Reports from Geneva said Nakajima would meet Wednesday with Baker. But in Washington, Tutwiler said Monday that no meeting was planned. She indicated that the WHO director general might meet with others in the State Department.
Nakajima is to confer Tuesday with various members of Congress, including Reps. Gus Yatron (D-Pa.), chairman of the House Foreign Affairs subcommittee with jurisdiction over the United Nations, and Benjamin Gilman (R-N.Y.), one of the senior Republicans on the overall committee, Capitol Hill sources said.
The proposal to admit the PLO to the world health body also came up Monday at a new round of talks in Tunis between the United States and the PLO. Tutwiler provided few details of the session, saying only that it was a “real meeting” and not a “telephone call” or “contact.”
The United States “vigorously opposes” admission of the PLO as a full member to any U.N. body, Tutwiler said. She said that the secretary of state feels “very strongly” that PLO admission would harm the Middle East peace process as well as the “U.N. system.”
Western European allies support the U.S. decision, Tutwiler said. When asked if that included France, which PLO leader Yasir Arafat is due to visit Tuesday, Tutwiler responded, “My understanding was that it was with all of our allies.”
On Capitol Hill, Sens. Patrick Leahy (D-Vt.) and Robert Kasten (R-Wis.) are circulating a letter to Bush urging that “the United States government at the highest level immediately and strenuously emphasize to all parties” the “implications of according the PLO the status of member state.”
The senators say in the letter, which may be sent by the end of the week, that they cannot “overemphasize the gravity” of the U.S. sanctions against U.N. agencies should they recognize such a state.
Leahy, Kasten and 36 colleagues had written to Baker on April 13, threatening that Congress might take “punitive” actions against U.N. agencies that recognize the Palestinian state the PLO has proclaimed.
In the House, Rep.
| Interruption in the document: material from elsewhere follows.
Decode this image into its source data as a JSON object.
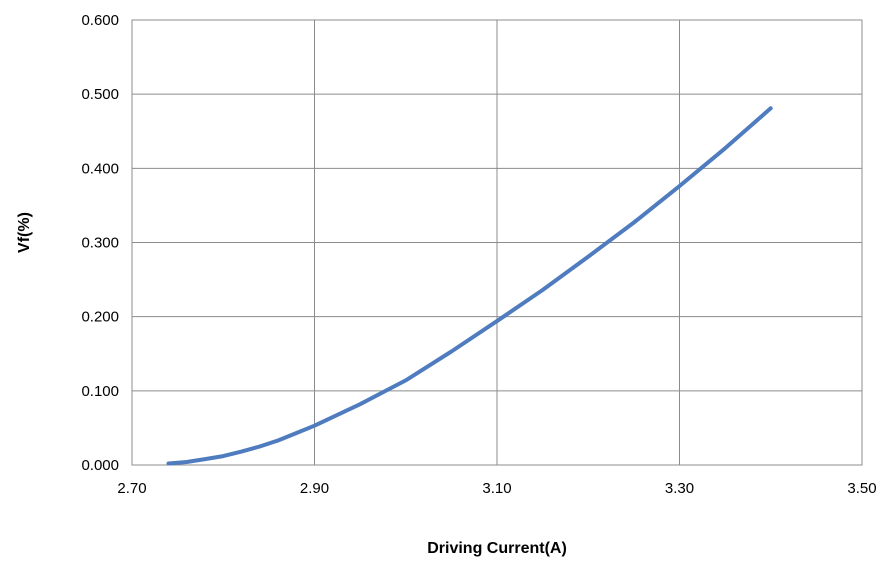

Tom Lantos (D-Calif.) introduced a bill last week that would withhold U.S. funds to U.N. bodies that grant full membership to a Palestinian state.
Baker also raised the subject with Clovis Maksoud, the Arab League’s permanent representative to the United Nations, at a meeting April 27.
The secretary told Maksoud “how strongly we feel about this and that we were prepared to take this step that I have announced today, “Tutwiler said.